„A Tale of Love and Darkness“: Inspirierende Arbeit von Natalie Portman

Gilad Kahana (von links), Natalie Portman und Amir Tessler in 'A Tale of Love and Darkness'. | Bildnachweis: Focus World

Für ihr Spielfilm-Regiedebüt hätte Natalie Portman ein weitaus weniger anspruchsvolles Projekt in Angriff nehmen können. Es ist jedoch klar, dass die Oscar-Preisträgerin einen Film entwickeln und kreieren wollte, der sowohl für sie als auch für ihr Publikum eine persönliche Reise sein würde.

Auch wenn die Tatsache, dass es auf Hebräisch (mit englischen Untertiteln) ist, einige Filmbesucher abschrecken mag, schreckt es hoffentlich niemanden ab, eine intelligente, künstlerisch präsentierte filmische Interpretation der Memoiren des großen israelischen Autors Amos Oz über seine prägenden Jahre in . zu suchen Jerusalem zu der Zeit, als Israel Ende der 1940er Jahre eine Nation wurde. Angesichts der Tatsache, dass Portman in Israel geboren wurde und diese Geschichte auf einer so ikonischen israelischen Geschichte basiert, hat die Schauspielerin (die auch das Drehbuch verfasst hat) die richtige Sprachwahl getroffen.

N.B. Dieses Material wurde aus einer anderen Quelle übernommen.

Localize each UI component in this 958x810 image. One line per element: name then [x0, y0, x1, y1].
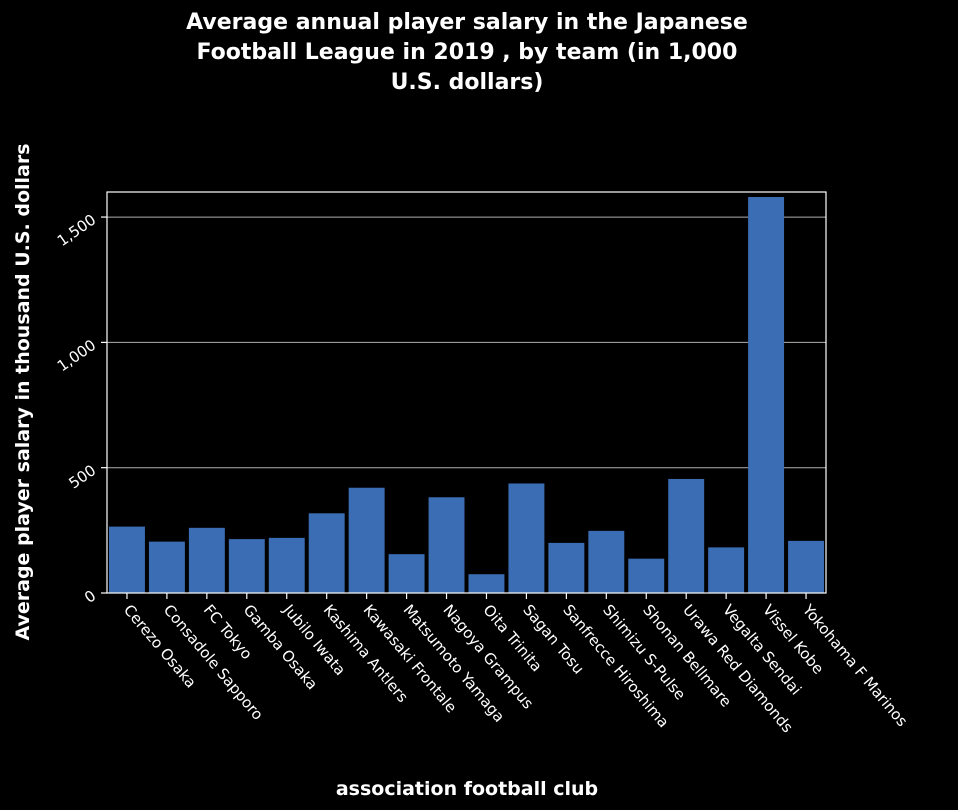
- chart-title: Average annual player salary in the Japa…: [186, 10, 748, 95]
- y-tick-label: 500: [66, 461, 100, 492]
- bar: [708, 547, 745, 593]
- bar: [588, 530, 625, 593]
- bar: [668, 478, 705, 593]
- y-tick-label: 1,000: [54, 336, 100, 375]
- y-tick-label: 1,500: [54, 211, 100, 250]
- y-axis-ticks: 0 500 1,000 1,500: [54, 211, 107, 607]
- y-axis-label: Average player salary in thousand U.S. d…: [12, 143, 34, 640]
- gridlines: [107, 216, 826, 469]
- bar: [788, 540, 825, 593]
- bar: [308, 513, 345, 593]
- bar: [228, 539, 265, 593]
- bar: [348, 487, 385, 593]
- bar: [268, 537, 305, 593]
- bar: [508, 483, 545, 593]
- bar: [428, 497, 465, 593]
- bar: [108, 526, 145, 593]
- y-tick-label: 0: [81, 587, 99, 607]
- bar: [748, 197, 785, 593]
- x-tick-label: Cerezo Osaka: [120, 601, 200, 691]
- bar: [188, 527, 225, 593]
- chart-title-line-1: Average annual player salary in the Japa…: [186, 10, 748, 35]
- bar: [628, 558, 665, 593]
- chart-title-line-3: U.S. dollars): [391, 70, 544, 95]
- chart-title-line-2: Football League in 2019 , by team (in 1,…: [197, 40, 738, 65]
- bar: [388, 554, 425, 593]
- bars: [108, 197, 825, 593]
- x-axis-label: association football club: [336, 778, 598, 800]
- bar: [148, 541, 185, 593]
- bar: [548, 542, 585, 593]
- bar: [468, 574, 505, 593]
- plot-area-frame: [106, 191, 827, 594]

A Tale of Love and Darkness ist zutiefst inspirierend und konzentriert sich auf den idealistischen (wenn auch nicht so realistischen) akademischen Vater Arieh des jungen Amos und noch mehr auf seine Mutter Fania (porträtiert von Portman). Fania ist eine äußerst sensible Frau, die ihre lebhafte Fantasie einsetzt, um für ihren kleinen Sohn magische Geschichten zu weben. Wie viele kreative Menschen kämpft auch Fania gegen Depressionen, die durch die Ereignisse, die sie und ihr Mann durchlebt haben, angeheizt werden. Fania und Arieh gehörten zu den wenigen Glücklichen, die der Verfolgung durch die Nazis entkamen und sich im damaligen britischen Palästina niederließen.

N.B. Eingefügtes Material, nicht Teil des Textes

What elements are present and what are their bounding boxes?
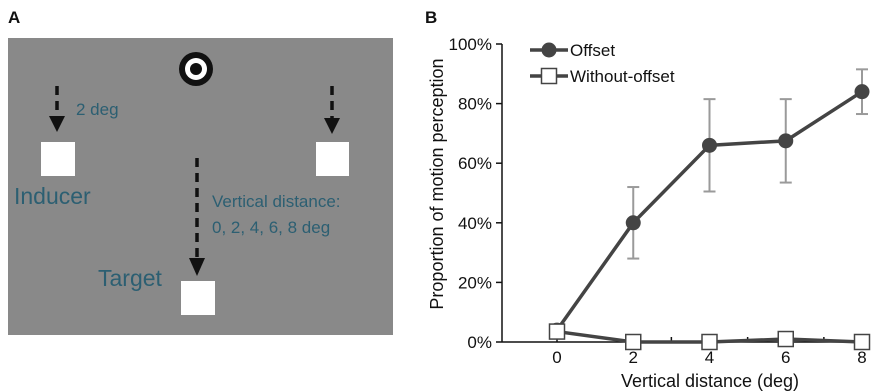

Der Druck des Lebens ist für Fania zu einer schrecklichen Last geworden, die erkennt, dass sie sich in einer gescheiterten Ehe gefangen fühlt. Ein Ausweg für sie besteht darin, mit dem Sohn, den sie liebt, zu fantasieren – und Portman nimmt diese Geschichten und präsentiert sie sehr anschaulich auf dem Bildschirm in den verschiedenen Vignetten, während sich die Geschichten vor unseren Augen entfalten.

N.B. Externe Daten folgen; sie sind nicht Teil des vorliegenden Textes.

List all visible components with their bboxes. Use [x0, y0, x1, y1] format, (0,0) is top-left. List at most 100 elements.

Wie der Film zeigt, wurde Oz von seiner Mutter die Liebe zu Poesie und Sprache tief eingeflößt – und führte dazu, dass er der gefeierte Schriftsteller wurde, der er ist.

Ein trauriger Punkt in dem Film ist, als Fania nicht nur mit den Problemen in ihrer Ehe konfrontiert wird, sondern auch erkennt, dass der Traum von einem unabhängigen Israel ihr nicht die Freude und erhebende Aufregung gibt, die sie ursprünglich erwartet hatte, sie und ihre Familie zu bringen .

Portman trifft eine Reihe intelligenter Entscheidungen bei der Übersetzung von Oz’ Memoiren für die große Leinwand. Sie erzählt uns die Geschichte ganz direkt aus der Perspektive von Amos und erhielt mit der Leistung von Amir Tessler, der Amos spielt, ein ganz besonderes Geschenk. Der junge Schauspieler weckt Gefühle, die weit über seine zarten Jahre hinausgehen, und ohne ihn hätte Portman nicht die Hälfte des Films, den sie hier hat.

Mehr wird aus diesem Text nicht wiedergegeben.